In Sexual Values Opposing View Points, Kristine Napier is a health and science writer and president of the board of directors of the Responsible Social Values Program. This is an abstinence based sex education program for middle school students. She maintains the viewpoint that safe sex is untruthful advice and dangerous for teenagers who hide it. Napier argues that while teenagers ignore the safe sex directives, hearing the message encourages them to engage in sexual activity (Cozic 213). This type of sex education leads to increases in pregnancies and sexually transmitted disease among teenagers.
The successful alternative is one that stresses abstinence only. On the other hand, Randy Engel is a longtime opponent of school sexual education. Engel criticizes classroom sex education, including that which stresses abstinence or chastity, for violating the intimate sphere of children. She maintains that “chastity industry” insults parents, the natural and competent instructors of children, by portraying them as sexually ignorant (Cozic 201). I understand that people may believe comprehensive education encourages sexual activity.
However, I still believe that comprehensive education which includes abstinence will still help the prevention of pregnancy. For example, if a young teenage girl is engaging in sex, there are many options that she could seek such as birth control and female condoms. These both are parts of comprehensive education that could prevent her from getting pregnant and possibly getting a sexual transmitted disease. People cannot be naive to the fact that teenagers are going to engage in sex whether sexual education is imposed in schools or not.

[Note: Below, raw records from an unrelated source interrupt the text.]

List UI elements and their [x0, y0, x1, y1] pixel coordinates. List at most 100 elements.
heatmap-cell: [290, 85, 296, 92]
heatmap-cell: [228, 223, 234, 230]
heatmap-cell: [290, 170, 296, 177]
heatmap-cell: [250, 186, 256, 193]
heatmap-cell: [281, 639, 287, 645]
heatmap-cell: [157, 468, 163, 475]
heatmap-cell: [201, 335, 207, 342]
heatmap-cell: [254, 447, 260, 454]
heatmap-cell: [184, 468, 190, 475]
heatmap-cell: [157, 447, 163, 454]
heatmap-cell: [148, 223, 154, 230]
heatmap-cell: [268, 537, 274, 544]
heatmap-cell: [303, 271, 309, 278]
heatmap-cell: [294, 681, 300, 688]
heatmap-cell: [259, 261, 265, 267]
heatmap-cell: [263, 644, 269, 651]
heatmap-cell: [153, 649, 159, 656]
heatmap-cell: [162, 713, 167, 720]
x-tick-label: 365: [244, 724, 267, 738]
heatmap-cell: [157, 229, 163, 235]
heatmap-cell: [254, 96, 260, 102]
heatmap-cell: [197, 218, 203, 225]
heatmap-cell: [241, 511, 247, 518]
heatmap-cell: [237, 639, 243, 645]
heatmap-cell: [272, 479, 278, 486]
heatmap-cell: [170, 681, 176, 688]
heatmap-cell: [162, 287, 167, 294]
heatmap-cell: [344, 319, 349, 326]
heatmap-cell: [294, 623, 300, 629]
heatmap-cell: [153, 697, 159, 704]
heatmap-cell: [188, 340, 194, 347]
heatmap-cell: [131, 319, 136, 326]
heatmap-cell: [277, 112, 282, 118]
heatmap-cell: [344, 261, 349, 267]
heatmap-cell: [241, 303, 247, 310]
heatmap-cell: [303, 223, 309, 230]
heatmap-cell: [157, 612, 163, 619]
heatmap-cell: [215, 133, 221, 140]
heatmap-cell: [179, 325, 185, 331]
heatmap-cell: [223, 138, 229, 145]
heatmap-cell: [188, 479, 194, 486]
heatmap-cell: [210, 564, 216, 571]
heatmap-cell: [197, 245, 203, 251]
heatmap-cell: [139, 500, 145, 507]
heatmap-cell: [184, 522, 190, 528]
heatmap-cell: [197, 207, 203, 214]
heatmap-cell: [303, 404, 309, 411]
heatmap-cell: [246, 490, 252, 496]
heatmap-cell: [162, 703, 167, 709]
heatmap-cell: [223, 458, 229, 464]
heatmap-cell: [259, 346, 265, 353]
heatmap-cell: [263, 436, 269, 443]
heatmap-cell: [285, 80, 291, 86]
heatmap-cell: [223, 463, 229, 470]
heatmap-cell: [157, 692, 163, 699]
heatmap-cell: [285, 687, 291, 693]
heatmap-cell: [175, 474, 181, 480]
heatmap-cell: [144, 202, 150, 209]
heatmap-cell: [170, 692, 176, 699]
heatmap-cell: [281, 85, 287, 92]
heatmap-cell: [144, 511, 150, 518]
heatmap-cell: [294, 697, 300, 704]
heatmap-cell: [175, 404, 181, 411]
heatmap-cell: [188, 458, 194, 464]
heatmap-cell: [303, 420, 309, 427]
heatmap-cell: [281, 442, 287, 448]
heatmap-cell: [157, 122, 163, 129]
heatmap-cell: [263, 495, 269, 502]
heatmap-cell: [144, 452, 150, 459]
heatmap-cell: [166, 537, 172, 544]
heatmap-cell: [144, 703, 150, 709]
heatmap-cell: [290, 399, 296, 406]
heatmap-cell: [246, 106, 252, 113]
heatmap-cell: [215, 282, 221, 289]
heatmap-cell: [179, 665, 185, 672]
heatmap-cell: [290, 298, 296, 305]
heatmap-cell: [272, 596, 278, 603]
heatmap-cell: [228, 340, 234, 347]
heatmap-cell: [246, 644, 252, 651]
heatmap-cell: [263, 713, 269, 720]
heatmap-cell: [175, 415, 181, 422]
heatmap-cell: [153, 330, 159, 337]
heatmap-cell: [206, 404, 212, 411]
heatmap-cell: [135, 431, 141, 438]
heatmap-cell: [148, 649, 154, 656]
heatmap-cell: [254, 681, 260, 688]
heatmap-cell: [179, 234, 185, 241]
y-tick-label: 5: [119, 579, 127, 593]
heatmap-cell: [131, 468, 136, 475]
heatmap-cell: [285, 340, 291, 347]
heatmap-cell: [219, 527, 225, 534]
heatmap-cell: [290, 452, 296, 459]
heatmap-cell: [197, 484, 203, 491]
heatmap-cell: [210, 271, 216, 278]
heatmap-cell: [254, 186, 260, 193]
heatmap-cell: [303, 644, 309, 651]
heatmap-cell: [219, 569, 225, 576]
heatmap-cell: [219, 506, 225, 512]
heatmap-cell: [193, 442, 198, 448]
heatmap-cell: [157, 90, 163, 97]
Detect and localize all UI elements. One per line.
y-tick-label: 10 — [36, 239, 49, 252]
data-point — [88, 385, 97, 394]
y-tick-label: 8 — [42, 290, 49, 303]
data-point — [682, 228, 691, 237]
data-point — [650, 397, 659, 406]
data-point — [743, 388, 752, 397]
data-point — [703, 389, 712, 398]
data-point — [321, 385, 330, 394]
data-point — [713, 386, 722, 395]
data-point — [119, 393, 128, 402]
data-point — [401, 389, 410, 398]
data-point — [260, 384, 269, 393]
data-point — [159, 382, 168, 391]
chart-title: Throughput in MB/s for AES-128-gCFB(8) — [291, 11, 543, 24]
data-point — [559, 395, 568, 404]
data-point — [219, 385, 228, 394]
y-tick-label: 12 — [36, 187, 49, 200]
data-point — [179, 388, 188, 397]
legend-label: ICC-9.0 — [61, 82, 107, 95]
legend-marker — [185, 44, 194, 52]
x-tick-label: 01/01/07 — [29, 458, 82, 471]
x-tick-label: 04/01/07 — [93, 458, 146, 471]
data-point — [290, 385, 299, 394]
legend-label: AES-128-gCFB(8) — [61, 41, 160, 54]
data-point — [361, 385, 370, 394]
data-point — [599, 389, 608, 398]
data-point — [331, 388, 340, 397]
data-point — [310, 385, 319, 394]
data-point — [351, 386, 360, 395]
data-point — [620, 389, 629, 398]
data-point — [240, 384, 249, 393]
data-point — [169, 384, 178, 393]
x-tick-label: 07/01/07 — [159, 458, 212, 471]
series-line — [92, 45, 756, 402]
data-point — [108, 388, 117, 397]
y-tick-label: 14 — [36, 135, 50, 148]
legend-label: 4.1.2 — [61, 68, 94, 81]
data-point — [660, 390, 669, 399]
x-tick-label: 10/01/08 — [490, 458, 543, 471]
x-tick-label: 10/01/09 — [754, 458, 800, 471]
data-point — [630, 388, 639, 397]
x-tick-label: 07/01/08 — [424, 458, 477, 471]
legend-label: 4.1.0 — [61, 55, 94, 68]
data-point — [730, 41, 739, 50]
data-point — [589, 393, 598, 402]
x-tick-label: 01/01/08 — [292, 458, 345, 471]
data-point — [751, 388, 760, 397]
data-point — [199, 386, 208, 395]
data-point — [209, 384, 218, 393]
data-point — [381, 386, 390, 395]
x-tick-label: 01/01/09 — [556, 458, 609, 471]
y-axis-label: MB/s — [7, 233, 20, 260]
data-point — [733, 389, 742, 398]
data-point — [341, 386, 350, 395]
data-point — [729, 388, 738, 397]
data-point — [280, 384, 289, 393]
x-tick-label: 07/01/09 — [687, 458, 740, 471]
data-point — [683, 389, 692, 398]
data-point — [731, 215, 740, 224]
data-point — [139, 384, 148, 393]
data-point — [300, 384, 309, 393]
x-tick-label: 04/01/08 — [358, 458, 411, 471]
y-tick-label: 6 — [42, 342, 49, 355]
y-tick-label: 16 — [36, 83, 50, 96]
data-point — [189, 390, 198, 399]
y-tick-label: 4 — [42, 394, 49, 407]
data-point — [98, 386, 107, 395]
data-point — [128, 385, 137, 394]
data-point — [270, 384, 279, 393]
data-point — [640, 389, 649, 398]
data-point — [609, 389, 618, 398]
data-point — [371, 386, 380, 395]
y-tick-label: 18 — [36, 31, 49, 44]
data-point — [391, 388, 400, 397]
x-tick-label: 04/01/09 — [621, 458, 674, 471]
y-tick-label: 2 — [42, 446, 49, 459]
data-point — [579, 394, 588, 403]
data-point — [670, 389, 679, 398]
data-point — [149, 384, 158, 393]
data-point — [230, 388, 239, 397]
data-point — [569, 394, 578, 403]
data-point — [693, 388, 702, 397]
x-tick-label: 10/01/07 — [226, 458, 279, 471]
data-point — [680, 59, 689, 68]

Teenagers are going to have sex if they want to, and by being better educated, they will know the precautions to take to prevent sexual transmitted diseases and pregnancies from happening. In conclusion, the problem of teen pregnancy can be reduced with sexual education in school. The problem of teen pregnancy has decreased when compared to other years. However, this is still a problem because young males and females are not well-educated about sexual intercourse. Teenage years are the hardest years because teens are faced with peer pressure, self-esteem issues, and the feeling of wanting to belong.
By having sexual education in the schools this can teach teens about ways to deal with peer pressure, abstinence, and contraception. In order for the problem to be solved, many solutions must be taken into consideration and not avoided because parents are afraid their children will partake in sex. If something can be prevented from happening, parents and schools should do everything in their power to help. The main solution is to incorporate sexual education classes for abstinence and contraception. Remember the futures of our teens are in our hands.